Thousands of short-tailed shearwaters, also known as sheepbirds, are found dead on Australia’s east coast.
Lauren Roman, a researcher at the Institute of Marine and Antarctic Studies, said the mass deaths were first reported in New South Wales last week and in Tasmania a few days ago.
Dr Roman said dead birds had been spotted on some beaches in central and southern New South Wales and south-east Tasmania.
“This mortality event is moving south, in my opinion, with the southward migration of late arrivals,” she told ABC Radio Hobart.

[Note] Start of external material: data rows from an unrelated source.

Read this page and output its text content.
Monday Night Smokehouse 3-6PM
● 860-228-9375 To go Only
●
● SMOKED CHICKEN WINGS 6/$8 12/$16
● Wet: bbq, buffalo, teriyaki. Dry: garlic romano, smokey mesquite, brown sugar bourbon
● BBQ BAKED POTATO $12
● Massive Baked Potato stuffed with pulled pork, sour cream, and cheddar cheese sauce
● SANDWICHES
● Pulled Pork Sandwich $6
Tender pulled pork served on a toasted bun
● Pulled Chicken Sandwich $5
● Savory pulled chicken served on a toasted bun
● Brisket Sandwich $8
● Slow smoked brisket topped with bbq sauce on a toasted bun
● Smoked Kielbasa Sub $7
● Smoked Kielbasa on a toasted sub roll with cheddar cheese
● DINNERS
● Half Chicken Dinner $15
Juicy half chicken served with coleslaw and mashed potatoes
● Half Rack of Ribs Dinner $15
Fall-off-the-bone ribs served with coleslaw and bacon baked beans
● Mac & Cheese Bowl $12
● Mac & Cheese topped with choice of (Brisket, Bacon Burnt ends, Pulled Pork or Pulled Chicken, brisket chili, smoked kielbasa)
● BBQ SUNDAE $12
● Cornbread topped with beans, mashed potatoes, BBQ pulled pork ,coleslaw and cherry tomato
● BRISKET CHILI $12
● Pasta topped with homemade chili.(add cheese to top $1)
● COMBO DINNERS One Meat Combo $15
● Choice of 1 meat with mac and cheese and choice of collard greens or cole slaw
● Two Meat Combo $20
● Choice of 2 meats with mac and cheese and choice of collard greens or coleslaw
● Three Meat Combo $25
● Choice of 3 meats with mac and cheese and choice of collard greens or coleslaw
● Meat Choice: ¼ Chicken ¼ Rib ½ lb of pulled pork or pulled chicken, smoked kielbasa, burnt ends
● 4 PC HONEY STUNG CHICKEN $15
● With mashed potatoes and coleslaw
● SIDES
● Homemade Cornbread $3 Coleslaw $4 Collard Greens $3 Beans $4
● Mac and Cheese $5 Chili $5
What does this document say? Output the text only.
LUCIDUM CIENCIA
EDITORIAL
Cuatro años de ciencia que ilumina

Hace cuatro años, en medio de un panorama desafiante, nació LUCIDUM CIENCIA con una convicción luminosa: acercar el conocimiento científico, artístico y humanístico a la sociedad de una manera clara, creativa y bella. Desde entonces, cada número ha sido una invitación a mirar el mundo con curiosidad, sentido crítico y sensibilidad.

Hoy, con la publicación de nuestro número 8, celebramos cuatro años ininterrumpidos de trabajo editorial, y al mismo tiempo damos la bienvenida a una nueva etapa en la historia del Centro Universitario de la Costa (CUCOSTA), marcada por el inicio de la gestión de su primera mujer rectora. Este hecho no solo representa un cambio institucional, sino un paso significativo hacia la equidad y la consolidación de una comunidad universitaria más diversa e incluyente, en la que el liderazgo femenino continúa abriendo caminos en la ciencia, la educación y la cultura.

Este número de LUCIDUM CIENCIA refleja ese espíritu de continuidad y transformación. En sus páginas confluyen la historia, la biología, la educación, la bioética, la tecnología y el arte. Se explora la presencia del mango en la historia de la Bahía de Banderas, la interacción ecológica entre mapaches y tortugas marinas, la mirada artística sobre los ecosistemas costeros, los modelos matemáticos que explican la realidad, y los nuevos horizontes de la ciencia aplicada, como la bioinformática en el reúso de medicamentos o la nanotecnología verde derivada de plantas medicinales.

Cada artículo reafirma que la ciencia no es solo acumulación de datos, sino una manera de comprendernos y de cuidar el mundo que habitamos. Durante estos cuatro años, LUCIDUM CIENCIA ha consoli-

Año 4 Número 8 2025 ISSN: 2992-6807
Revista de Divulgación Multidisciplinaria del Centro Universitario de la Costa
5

Dr Roman said studies showed sheepbirds tended to arrive from the northern hemisphere between late September and mid-November, with most birds arriving in October.
Known as “seabird wrecks”, Dr Roman said these mass die-offs had been occurring on rare occasions for a long time – always at this time of year.
“We have records going back to the 1800s,” she said.
“One of the most alarming things for researchers is that over the past few decades, these large mortality events have been occurring more and more often.”
Dr. Roman said it was “too early to know” what caused the wreck.
“We know they are adults, have recently completed their migration and are hungry,” she said.
The birds only have one chick per year, Dr. Roman said, so it may take some time for the population to recover from the wreckage.
Dr Roman said people should not touch birds if they were sick, saying it was a question of “when and not if” bird flu came to Australia.
“There is a chance, a small but real probability, that these birds have been in contact with this disease,” she said.
Bird deaths appear to be ‘food-related’, says ecologist
Seabird ecologist Jennifer Lavers said she had received reports of sheepbird deaths from the Gold Coast in Queensland to Bruny Island in southern Tasmania.
“It’s quite prevalent at the moment,” she told ABC Radio Hobart.
“At the moment it is 99% one main species: the Tasmanian short-tailed shearwater, or muttonbird. But it is possible that this will change over time.”
Dr Lavers disputed the theory of some other experts that the mass die-offs were associated with the recent migration of birds.
“One would expect some mortality associated with this, but their migration ended over six weeks ago,” she said.
From the information she had gathered, she said it appeared the deaths were due to food shortages due to warming oceans near Australia.
“Almost all of the stranded birds were very emaciated,” she said.
“It takes several weeks, not a few days, and that really reassures us that this is a food-related marine conditions issue.”
Dr Lavers said almost 1,000 short-tailed shearwaters had been tested for bird flu and all were negative.
But she said people should not touch birds without personal protective equipment – or let their dogs near them – because disease could not be ruled out.
“There is no sign at this stage that bird flu has reached Australia, but we just want to be careful,” she said.
Public urged to report dead seabirds
Dr Lavers said the public could help trace short-tailed shearwater mortality by sending messages reports of dead birds at Adrift Laba research group that she coordinates.
She said useful information included photos of the bird to confirm the species, where it was found, the date and the number of dead birds seen in a particular area.
Dr Roman said sick, injured or dead wildlife could be reported to Wildlife health in Australia.